Pacientes com cancer avançado, com ou sem metástases, em geral se beneficiam de pequenas doses de Cortisona de ação prolongada, dada semanal- ou quinzenalmente, paralelamente a toda a outra medicação. É sabido que cortisona ajuda a elevar o limiar de dor, reduz a atividade das fibras C, reduz o processo inflamatório peritumoral e perimetastático, e pode dar a estes pacientes uma certa sensação de bem estar, já que não de euforia.
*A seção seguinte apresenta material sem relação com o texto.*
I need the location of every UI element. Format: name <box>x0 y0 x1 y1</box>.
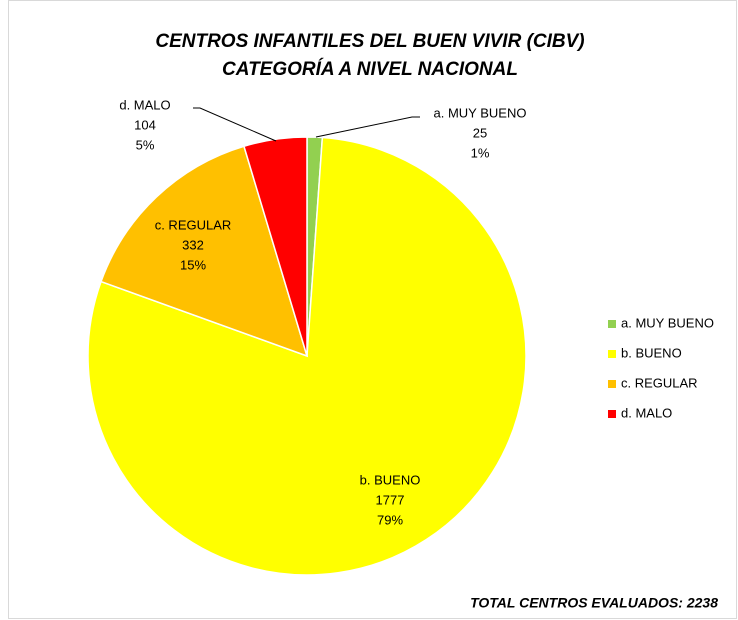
legend-label: a. MUY BUENO <box>621 315 714 330</box>
legend-swatch <box>608 320 616 328</box>
chart-frame <box>8 0 737 619</box>
data-label: 1777 <box>376 492 405 507</box>
pie-slice <box>100 145 309 358</box>
legend-label: d. MALO <box>621 405 672 420</box>
data-label: 1% <box>471 145 490 160</box>
data-label: 332 <box>182 237 204 252</box>
data-label: 25 <box>473 125 487 140</box>
legend-swatch <box>608 380 616 388</box>
data-label: 15% <box>180 257 206 272</box>
data-label: 104 <box>134 117 156 132</box>
pie-slice <box>243 136 308 357</box>
data-label: b. BUENO <box>360 472 421 487</box>
leader-line <box>315 116 420 138</box>
data-label: 79% <box>377 512 403 527</box>
data-label: a. MUY BUENO <box>434 105 527 120</box>
chart-title: CATEGORÍA A NIVEL NACIONAL <box>222 58 518 80</box>
data-label: 5% <box>136 137 155 152</box>
legend-label: c. REGULAR <box>621 375 698 390</box>
legend-label: b. BUENO <box>621 345 682 360</box>
annotation: TOTAL CENTROS EVALUADOS: 2238 <box>470 595 718 611</box>
chart-title: CENTROS INFANTILES DEL BUEN VIVIR (CIBV) <box>155 31 584 52</box>
legend-swatch <box>608 410 616 418</box>
leader-line <box>193 107 277 142</box>
legend-swatch <box>608 350 616 358</box>
data-label: c. REGULAR <box>155 217 232 232</box>
data-label: d. MALO <box>119 97 170 112</box>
O uso criterioso de neurolépticos e/ou hipnóticos pode contribuir para uma melhora subjetiva da qualidade de vida ( ou da sobrevida ) do paciente com cancer. Nenhum destes medicamentos substitue a boa analgesia, mas se, apesar de boa analgesia, o paciente ainda estiver tenso, aflito, preocupado, não há por que não medicá-lo com neurolépticos. Igualmente, frente à insônia prolongada, a medicação com hipnóticos é perfeitamente indicada.

Por fim, quando o quadro tumoral chegar à sua evolução final, quando o paciente estiver por atingir a fase terminal, é preciso que o raciocínio frio e lógico do profissional de saúde seja sobrepujado pela compaixão, pelo bom senso e pela humildade. Chegará o momento em que a única alternativa que resta é a sedação do paciente, na medida do estritamente necessário, para que este possa sair desta vida de forma digna e em paz. Sedação, aqui, significa reduzir temporariamente, através da ação de medicamentos, a capacidade intelectual do paciente, seu nível de consciência, e sua capacidade de reagir, de raciocinar, de permanecer acordado, de contactar com o meio-ambiente. Negar este último direito a um paciente é desumano.